People either like costumes or they don’t. I fall squarely in the don’t column, although that wasn’t always the case. I enjoyed dressing up for Halloween when I was a little girl. I remember a few epic costume parties in high school and college. But somewhere in the space between being a kid and having kids, the allure of Halloween costumes faded away.
It was in that middle place that I had a molar pregnancy that resulted in cancer in my uterus and a lot of time to ponder if I would ever have children at all. It was easily the scariest thing that ever happened to me, and it sent me down a deep rabbit hole of fear, anxiety, and depression. Ultimately I healed, but not without a lot of time, therapy, and Harry the Bee.
Harry was the Boston terrier my husband and I got when we couldn’t have a baby. The Bee was the Halloween costume we bought for him on a whim at a chic pet store that sold uber-expensive canine clothing and accessories to people who didn’t have to worry about preschool tuition payments.
We also bought Harry a dry clean-only argyle sweater, but in our defense, we didn’t know about the washing instructions until it was covered in dirt.
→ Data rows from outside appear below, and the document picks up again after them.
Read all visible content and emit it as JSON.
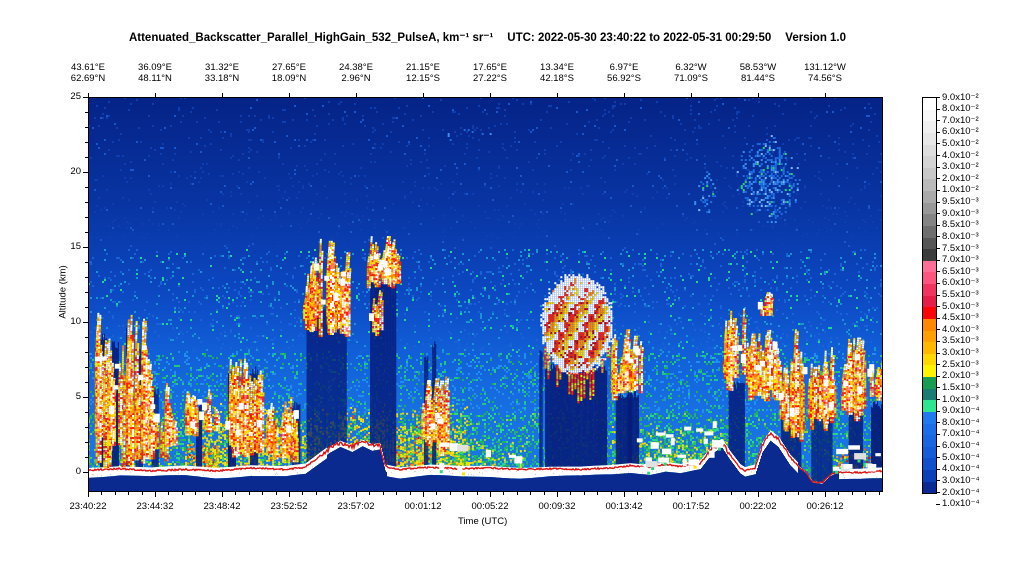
{
  "title": {
    "main": "Attenuated_Backscatter_Parallel_HighGain_532_PulseA, km⁻¹ sr⁻¹",
    "utc": "UTC: 2022-05-30 23:40:22 to 2022-05-31 00:29:50",
    "version": "Version 1.0"
  },
  "chart_data": {
    "type": "heatmap",
    "title": "Attenuated_Backscatter_Parallel_HighGain_532_PulseA, km⁻¹ sr⁻¹",
    "utc_range": "2022-05-30 23:40:22 to 2022-05-31 00:29:50",
    "version": "Version 1.0",
    "x_axis": {
      "label": "Time (UTC)",
      "ticks": [
        "23:40:22",
        "23:44:32",
        "23:48:42",
        "23:52:52",
        "23:57:02",
        "00:01:12",
        "00:05:22",
        "00:09:32",
        "00:13:42",
        "00:17:52",
        "00:22:02",
        "00:26:12"
      ],
      "minor_per_major": 5
    },
    "y_axis": {
      "label": "Altitude (km)",
      "ticks": [
        0,
        5,
        10,
        15,
        20,
        25
      ],
      "range": [
        -1.3,
        25
      ]
    },
    "top_axis": {
      "lon": [
        "43.61°E",
        "36.09°E",
        "31.32°E",
        "27.65°E",
        "24.38°E",
        "21.15°E",
        "17.65°E",
        "13.34°E",
        "6.97°E",
        "6.32°W",
        "58.53°W",
        "131.12°W"
      ],
      "lat": [
        "62.69°N",
        "48.11°N",
        "33.18°N",
        "18.09°N",
        "2.96°N",
        "12.15°S",
        "27.22°S",
        "42.18°S",
        "56.92°S",
        "71.09°S",
        "81.44°S",
        "74.56°S"
      ]
    },
    "colorbar": {
      "units": "km⁻¹ sr⁻¹",
      "tick_labels": [
        "9.0x10⁻²",
        "8.0x10⁻²",
        "7.0x10⁻²",
        "6.0x10⁻²",
        "5.0x10⁻²",
        "4.0x10⁻²",
        "3.0x10⁻²",
        "2.0x10⁻²",
        "1.0x10⁻²",
        "9.5x10⁻³",
        "9.0x10⁻³",
        "8.5x10⁻³",
        "8.0x10⁻³",
        "7.5x10⁻³",
        "7.0x10⁻³",
        "6.5x10⁻³",
        "6.0x10⁻³",
        "5.5x10⁻³",
        "5.0x10⁻³",
        "4.5x10⁻³",
        "4.0x10⁻³",
        "3.5x10⁻³",
        "3.0x10⁻³",
        "2.5x10⁻³",
        "2.0x10⁻³",
        "1.5x10⁻³",
        "1.0x10⁻³",
        "9.0x10⁻⁴",
        "8.0x10⁻⁴",
        "7.0x10⁻⁴",
        "6.0x10⁻⁴",
        "5.0x10⁻⁴",
        "4.0x10⁻⁴",
        "3.0x10⁻⁴",
        "2.0x10⁻⁴",
        "1.0x10⁻⁴"
      ],
      "colors": [
        "#ffffff",
        "#f8f8f8",
        "#f0f0f0",
        "#e8e8e8",
        "#dedede",
        "#d4d4d4",
        "#c8c8c8",
        "#bababa",
        "#aaaaaa",
        "#989898",
        "#848484",
        "#6e6e6e",
        "#565656",
        "#3c3c3c",
        "#ff6e96",
        "#ff5480",
        "#f23360",
        "#e81c48",
        "#ff0404",
        "#ff8800",
        "#ffa000",
        "#ffb800",
        "#ffd800",
        "#fff400",
        "#189c52",
        "#1a7d74",
        "#2ee690",
        "#1f7af0",
        "#1b6ee8",
        "#1866e0",
        "#145cd8",
        "#1150cc",
        "#0c40b8",
        "#0a2a96"
      ]
    },
    "render": {
      "bg_stops": [
        [
          25,
          "#052387"
        ],
        [
          18,
          "#0834a2"
        ],
        [
          12,
          "#0c48c2"
        ],
        [
          8,
          "#115fd8"
        ],
        [
          4,
          "#1870e2"
        ],
        [
          -1.3,
          "#1c7ae6"
        ]
      ],
      "subsurface_color": "#0a2a8f",
      "attenuation_color": "#061c7a",
      "surface_line_color": "#dc1414",
      "clouds": [
        {
          "style": "spiky",
          "t0": 0.009,
          "t1": 0.078,
          "a0": 0.4,
          "a1": 10.8,
          "d": 1.1
        },
        {
          "style": "spiky",
          "t0": 0.078,
          "t1": 0.113,
          "a0": 0.8,
          "a1": 6.5,
          "d": 0.9
        },
        {
          "style": "spiky",
          "t0": 0.122,
          "t1": 0.164,
          "a0": 2.4,
          "a1": 5.6,
          "d": 0.9
        },
        {
          "style": "spiky",
          "t0": 0.172,
          "t1": 0.219,
          "a0": 0.8,
          "a1": 7.6,
          "d": 1.0
        },
        {
          "style": "spiky",
          "t0": 0.226,
          "t1": 0.269,
          "a0": 0.8,
          "a1": 5.2,
          "d": 0.8
        },
        {
          "style": "spiky",
          "t0": 0.273,
          "t1": 0.327,
          "a0": 9.0,
          "a1": 15.6,
          "d": 1.3
        },
        {
          "style": "spiky",
          "t0": 0.352,
          "t1": 0.39,
          "a0": 12.2,
          "a1": 15.8,
          "d": 1.3
        },
        {
          "style": "spiky",
          "t0": 0.352,
          "t1": 0.37,
          "a0": 9.0,
          "a1": 12.5,
          "d": 0.5
        },
        {
          "style": "spiky",
          "t0": 0.415,
          "t1": 0.453,
          "a0": 1.2,
          "a1": 6.4,
          "d": 0.8
        },
        {
          "style": "band",
          "t0": 0.445,
          "t1": 0.478,
          "a0": 0.4,
          "a1": 2.4,
          "d": 0.7
        },
        {
          "style": "band",
          "t0": 0.481,
          "t1": 0.551,
          "a0": 0.2,
          "a1": 1.5,
          "d": 0.3
        },
        {
          "style": "anvil",
          "t0": 0.569,
          "t1": 0.659,
          "a0": 6.6,
          "a1": 13.2
        },
        {
          "style": "spiky",
          "t0": 0.659,
          "t1": 0.697,
          "a0": 4.8,
          "a1": 9.6,
          "d": 1.0
        },
        {
          "style": "band",
          "t0": 0.694,
          "t1": 0.803,
          "a0": 0.3,
          "a1": 3.6,
          "d": 0.8
        },
        {
          "style": "spiky",
          "t0": 0.8,
          "t1": 0.83,
          "a0": 5.5,
          "a1": 11.0,
          "d": 0.9
        },
        {
          "style": "spiky",
          "t0": 0.845,
          "t1": 0.865,
          "a0": 10.4,
          "a1": 12.3,
          "d": 0.6
        },
        {
          "style": "spiky",
          "t0": 0.83,
          "t1": 0.87,
          "a0": 4.5,
          "a1": 9.8,
          "d": 1.0
        },
        {
          "style": "spiky",
          "t0": 0.87,
          "t1": 0.902,
          "a0": 2.0,
          "a1": 9.6,
          "d": 1.0
        },
        {
          "style": "spiky",
          "t0": 0.906,
          "t1": 0.943,
          "a0": 2.8,
          "a1": 8.4,
          "d": 0.9
        },
        {
          "style": "spiky",
          "t0": 0.95,
          "t1": 0.981,
          "a0": 3.5,
          "a1": 9.0,
          "d": 0.9
        },
        {
          "style": "spiky",
          "t0": 0.982,
          "t1": 1.0,
          "a0": 4.5,
          "a1": 8.0,
          "d": 0.8
        },
        {
          "style": "band",
          "t0": 0.941,
          "t1": 1.0,
          "a0": 0.3,
          "a1": 2.0,
          "d": 0.6
        }
      ],
      "columns": [
        [
          0.015,
          0.023,
          9.0
        ],
        [
          0.03,
          0.038,
          8.5
        ],
        [
          0.048,
          0.055,
          9.5
        ],
        [
          0.06,
          0.068,
          8.0
        ],
        [
          0.08,
          0.088,
          5.5
        ],
        [
          0.136,
          0.143,
          4.5
        ],
        [
          0.176,
          0.186,
          6.5
        ],
        [
          0.204,
          0.214,
          6.8
        ],
        [
          0.257,
          0.267,
          4.5
        ],
        [
          0.275,
          0.325,
          10.8
        ],
        [
          0.355,
          0.387,
          12.6
        ],
        [
          0.423,
          0.428,
          7.5
        ],
        [
          0.433,
          0.437,
          8.5
        ],
        [
          0.568,
          0.571,
          8.0
        ],
        [
          0.575,
          0.652,
          7.0
        ],
        [
          0.664,
          0.692,
          5.2
        ],
        [
          0.679,
          0.683,
          7.6
        ],
        [
          0.806,
          0.825,
          5.8
        ],
        [
          0.872,
          0.896,
          5.5
        ],
        [
          0.91,
          0.936,
          4.6
        ],
        [
          0.957,
          0.974,
          5.0
        ],
        [
          0.985,
          1.0,
          4.5
        ]
      ],
      "aerosols": [
        [
          0.122,
          0.164,
          0,
          2.2,
          0.75,
          "orange"
        ],
        [
          0.141,
          0.48,
          0,
          4.6,
          0.5,
          "yellow"
        ],
        [
          0.43,
          0.55,
          0,
          2.6,
          0.4,
          "yellowgreen"
        ],
        [
          0.382,
          0.432,
          0.5,
          3.2,
          0.3,
          "orange"
        ],
        [
          0.659,
          0.803,
          0,
          3.4,
          0.45,
          "yellowgreen"
        ],
        [
          0.941,
          1.0,
          0,
          1.8,
          0.4,
          "orange"
        ],
        [
          0.0,
          0.122,
          0,
          1.2,
          0.22,
          "yellowgreen"
        ]
      ],
      "psc": [
        [
          0.811,
          0.898,
          16.6,
          22.6,
          0.5
        ],
        [
          0.76,
          0.792,
          17.0,
          20.6,
          0.28
        ],
        [
          0.387,
          0.558,
          21.8,
          23.4,
          0.06
        ]
      ],
      "terrain": [
        [
          0,
          0.15
        ],
        [
          0.04,
          0.25
        ],
        [
          0.078,
          0.1
        ],
        [
          0.122,
          0.2
        ],
        [
          0.16,
          0.1
        ],
        [
          0.204,
          0.3
        ],
        [
          0.248,
          0.2
        ],
        [
          0.273,
          0.35
        ],
        [
          0.304,
          1.6
        ],
        [
          0.317,
          2.0
        ],
        [
          0.332,
          1.7
        ],
        [
          0.345,
          2.1
        ],
        [
          0.357,
          1.8
        ],
        [
          0.367,
          1.9
        ],
        [
          0.374,
          0.4
        ],
        [
          0.392,
          0.2
        ],
        [
          0.43,
          0.35
        ],
        [
          0.468,
          0.25
        ],
        [
          0.506,
          0.3
        ],
        [
          0.543,
          0.2
        ],
        [
          0.581,
          0.25
        ],
        [
          0.619,
          0.2
        ],
        [
          0.657,
          0.3
        ],
        [
          0.682,
          0.45
        ],
        [
          0.707,
          0.35
        ],
        [
          0.726,
          0.55
        ],
        [
          0.745,
          0.4
        ],
        [
          0.77,
          0.6
        ],
        [
          0.785,
          1.6
        ],
        [
          0.797,
          2.0
        ],
        [
          0.807,
          1.2
        ],
        [
          0.82,
          0.3
        ],
        [
          0.826,
          0.1
        ],
        [
          0.839,
          0.3
        ],
        [
          0.848,
          1.8
        ],
        [
          0.858,
          2.6
        ],
        [
          0.868,
          2.2
        ],
        [
          0.883,
          1.0
        ],
        [
          0.896,
          0.3
        ],
        [
          0.903,
          0.0
        ],
        [
          0.911,
          -0.6
        ],
        [
          0.923,
          -0.7
        ],
        [
          0.933,
          -0.2
        ],
        [
          0.941,
          0.0
        ],
        [
          0.971,
          0.0
        ],
        [
          0.984,
          0.05
        ],
        [
          1,
          0.1
        ]
      ]
    }
  }
}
The sweater was undeniably an impractical purchase, but the bumblebee costume was worth every silly penny.
It’s true that parenthood gives you fresh eyes, which make things like Disney World, Christmas morning, the ice cream truck, and Halloween fun all over again. Eventually, we had two healthy children, but until that future arrived, Harry was our baby and dressing him in a bumblebee costume for Halloween unearthed a sensation of joy inside of me that had long been dormant.
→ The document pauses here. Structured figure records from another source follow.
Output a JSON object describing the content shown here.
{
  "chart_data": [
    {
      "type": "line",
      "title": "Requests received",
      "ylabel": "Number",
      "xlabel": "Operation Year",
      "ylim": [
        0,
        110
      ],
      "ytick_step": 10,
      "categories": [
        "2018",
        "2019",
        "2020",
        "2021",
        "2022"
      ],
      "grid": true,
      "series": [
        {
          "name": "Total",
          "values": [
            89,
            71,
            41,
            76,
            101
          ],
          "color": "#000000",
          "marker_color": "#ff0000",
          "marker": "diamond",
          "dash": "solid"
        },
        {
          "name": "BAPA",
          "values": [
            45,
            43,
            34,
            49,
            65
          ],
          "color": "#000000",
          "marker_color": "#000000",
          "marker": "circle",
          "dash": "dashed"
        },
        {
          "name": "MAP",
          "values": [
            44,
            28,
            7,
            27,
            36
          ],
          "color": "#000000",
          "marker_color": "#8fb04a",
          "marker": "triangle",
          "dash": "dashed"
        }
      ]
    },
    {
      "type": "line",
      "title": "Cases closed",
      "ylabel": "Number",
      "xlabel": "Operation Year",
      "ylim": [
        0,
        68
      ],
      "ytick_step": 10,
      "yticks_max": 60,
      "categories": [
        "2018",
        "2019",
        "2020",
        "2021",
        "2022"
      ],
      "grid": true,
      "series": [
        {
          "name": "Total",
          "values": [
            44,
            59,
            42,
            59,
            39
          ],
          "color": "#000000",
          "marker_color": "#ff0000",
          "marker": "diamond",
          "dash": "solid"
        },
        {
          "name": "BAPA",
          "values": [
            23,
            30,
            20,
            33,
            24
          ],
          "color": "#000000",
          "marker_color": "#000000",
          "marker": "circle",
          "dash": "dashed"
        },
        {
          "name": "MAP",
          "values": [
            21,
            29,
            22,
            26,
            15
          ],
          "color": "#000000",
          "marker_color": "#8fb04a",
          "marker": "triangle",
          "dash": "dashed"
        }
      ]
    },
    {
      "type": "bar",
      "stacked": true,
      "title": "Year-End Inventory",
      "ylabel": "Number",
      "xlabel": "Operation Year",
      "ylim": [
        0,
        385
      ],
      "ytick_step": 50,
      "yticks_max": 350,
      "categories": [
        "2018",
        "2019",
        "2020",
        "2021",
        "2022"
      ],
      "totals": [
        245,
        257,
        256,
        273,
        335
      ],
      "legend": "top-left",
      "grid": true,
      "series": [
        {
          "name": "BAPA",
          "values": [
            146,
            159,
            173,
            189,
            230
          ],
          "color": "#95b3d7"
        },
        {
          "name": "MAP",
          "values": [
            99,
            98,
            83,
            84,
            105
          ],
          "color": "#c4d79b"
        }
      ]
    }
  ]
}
Harry saved me when I needed to be saved and made me feel safe in a world that without warning had become insecure. For eight Halloweens and through all of the ups, downs, ins, and outs of marriage and motherhood, Harry was my anchor. Year after year, he and his black and yellow stripes and bumblebee wings reminded me that everything would be okay.
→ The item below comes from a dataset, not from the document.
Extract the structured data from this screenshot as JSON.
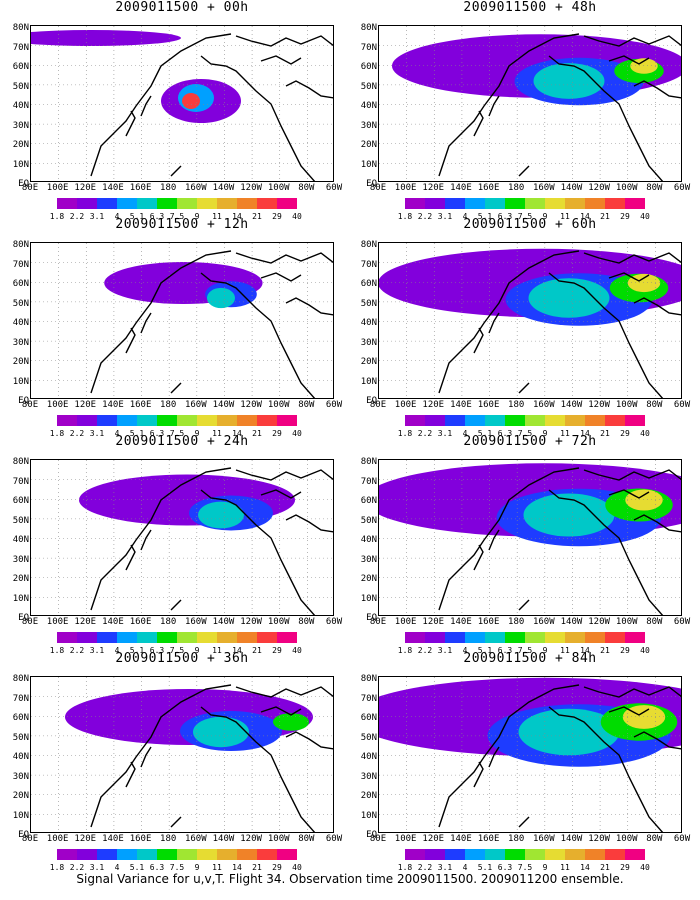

Last year, on Harry’s ninth Halloween, he was too weak to wear his bee costume. He had insulinoma, a cancer in his pancreas, and despite our best efforts and interventions, we couldn’t save him. October 31st was, in fact, Harry’s last day here on Earth. We whispered our goodbyes all throughout the night and held him close the next morning when he was finally released from his pain and suffering.
In the days that followed, we got rid of or donated most of our pet supplies, but not before letting the kids decorate and fill memory boxes with items, including photos, drawings, and squeaky toys, that they wanted to keep to remember their big (canine) brother. My husband also tucked away some sentimental items. A harness and a tag, I think. I kept something special, too. Harry’s bumblebee costume.
The irony isn’t lost on me that we lost our sweet Harry the Bee on Halloween. A year later, I’m not sure I’m ready to celebrate this holiday without him, but if Harry’s life and death taught me anything, it’s that joy hides in the most unexpected places and almost always lies at the end of a deep rabbit hole.